The item proposes to retain most of the rules for local radio ownership as well as broadcast and newspaper cross-ownership, with a series of minor modifications:

• Local Radio Ownership Rule: At present, the number of radio stations in a market that may be commonly owned is tiered and depends on the number of full-power stations in the market. Wheeler’s item retains the existing rule, with minor clarifications to assist the Media Bureau in processing license assignment/transfer applications.

• Radio/Television Cross-Ownership Rule: This states that the number of commercial radio and TV stations an entity may own in a market is tiered, with the amount of common ownership permitted depending on compliance with the local TV and radio ownership rules and the number of independently owned media voices that would remain in the market. Wheeler’s item would retain the existing rule, with a modification to address the transition to digital television broadcasting.

• Newspaper/Broadcast Cross-Ownership Rule: This states that a full-service broadcast station and a daily newspaper may not be commonly owned if the station’s contour completely encompasses the newspaper’s city of publication. Wheeler would retain the existing ban though with an exception for failed or failing entities, and the commission would consider waivers. The trigger for the rule also would be modified to consider the relevant Nielsen television or radio market, if any, and to replace the prior analog television contour with a digital contour to reflect the transition to digital television broadcasting.

[Read the FCC fact sheet including a list of the current ownership limits.]

Other issues being circulated for vote by the full commission include whether to carry out the Third Circuit’s remand of diversity issues, to readopt the small business revenue-based eligible entity standard, to readopt the TV JSA attribution rule and to adopt a definition of shared services agreements, among other items.

The quadrennial review is intended to be conducted every four years to ensure that the rules reflect the state of the marketplace. The last formalized review, however, was completed in 2007. A proceeding was initiated in 2010 but was not finalized and was incorporated into the current 2014 proceeding.

During a speech at the New Jersey Broadcasters Association’s annual conference last week, Commissioner Michael O’Rielly reiterated his support for eliminating current cross-ownership bans.

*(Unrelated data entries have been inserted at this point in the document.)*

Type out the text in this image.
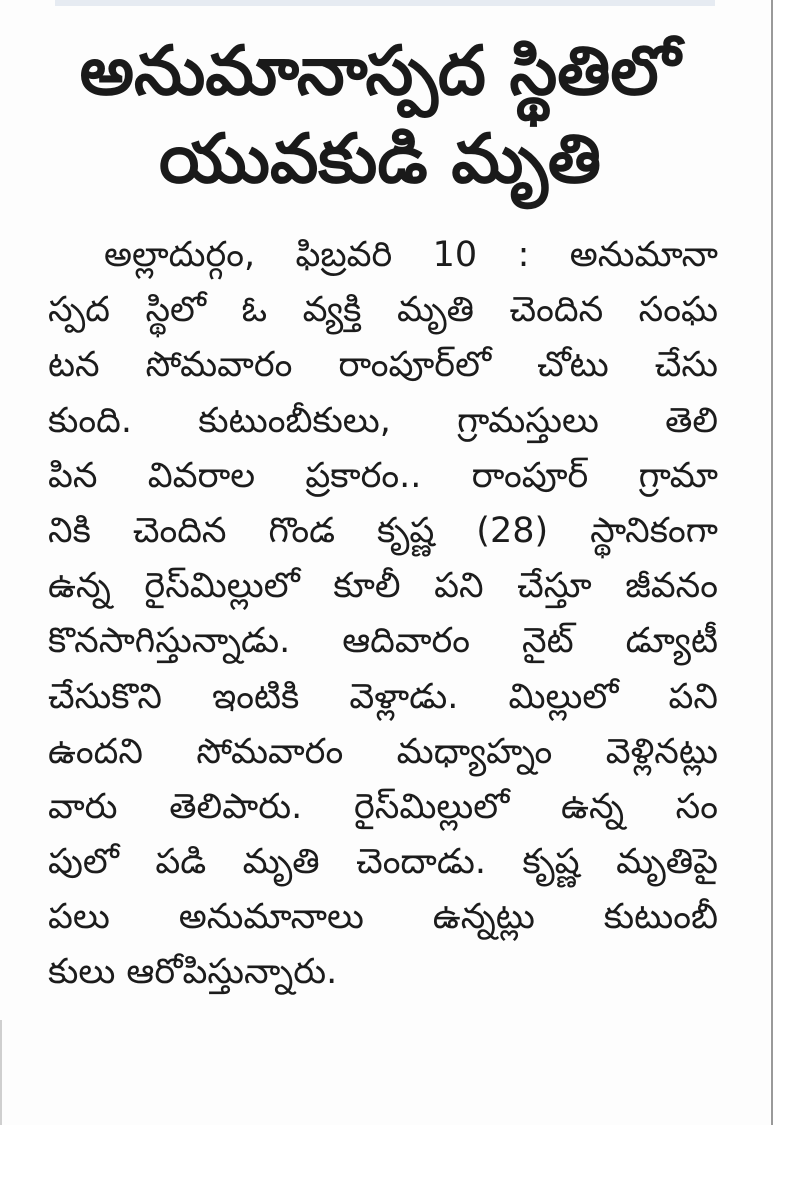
అనుమానాస్పద స్థితిలో
యువకుడి మృతి
అల్లాదుర్గం, ఫిబ్రవరి 10 : అనుమానా
స్పద స్థిలో ఓ వ్యక్తి మృతి చెందిన సంఘ
టన సోమవారం రాంపూర్‌లో చోటు చేసు
కుంది. కుటుంబీకులు, గ్రామస్తులు తెలి
పిన వివరాల ప్రకారం.. రాంపూర్ గ్రామా
నికి చెందిన గొండ కృష్ణ (28) స్థానికంగా
ఉన్న రైస్‌మిల్లులో కూలీ పని చేస్తూ జీవనం
కొనసాగిస్తున్నాడు. ఆదివారం నైట్ డ్యూటీ
చేసుకొని ఇంటికి వెళ్లాడు. మిల్లులో పని
ఉందని సోమవారం మధ్యాహ్నం వెళ్లినట్లు
వారు తెలిపారు. రైస్‌మిల్లులో ఉన్న సం
పులో పడి మృతి చెందాడు. కృష్ణ మృతిపై
పలు అనుమానాలు ఉన్నట్లు కుటుంబీ
కులు ఆరోపిస్తున్నారు.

“Broadcasters have so much to contribute in terms of diverse, local content, but are being kept on a regulatory leash, and given an artificially-narrowed range of options to navigate this new territory,” O’Rielly said then. “As the commission moves forward, it must first and foremost take a realistic view of the current market,” as well as include non-broadcast and non-newspaper competitors in its analysis — such as pay-TV providers, over-the-top video, websites, streaming music services or satellite radio — who are not currently beholden to the commission’s media ownership rules.” Changing this definition, he said, “could set the table for us to better promote localism, competition and diversity by thoughtfully removing outdated restrictions to media combinations,” he said.

His fellow Republican Commissioner Ajit Pai said the media ownership proposal reflects a world that existed in the 1970s as opposed to the media marketplace of today. He noted the commission’s approval of two multi-billion dollar cable mergers and AT&T’s acquisition of DirecTV, and expressed bewilderment that the FCC would object to a newspaper owning a single radio station. “Whatever the motivation for the chairman’s proposal, it has nothing to do with the evidence in the record, principled decision-making or the law,” Pai said in a statement released the day after the release of the media ownership proposal.

Often ready with a quotable or amusing aside, Pai added: “Indeed, given current trends, it is likely that the commission’s newspaper-broadcast cross-ownership restrictions will outlive the print newspaper industry itself.”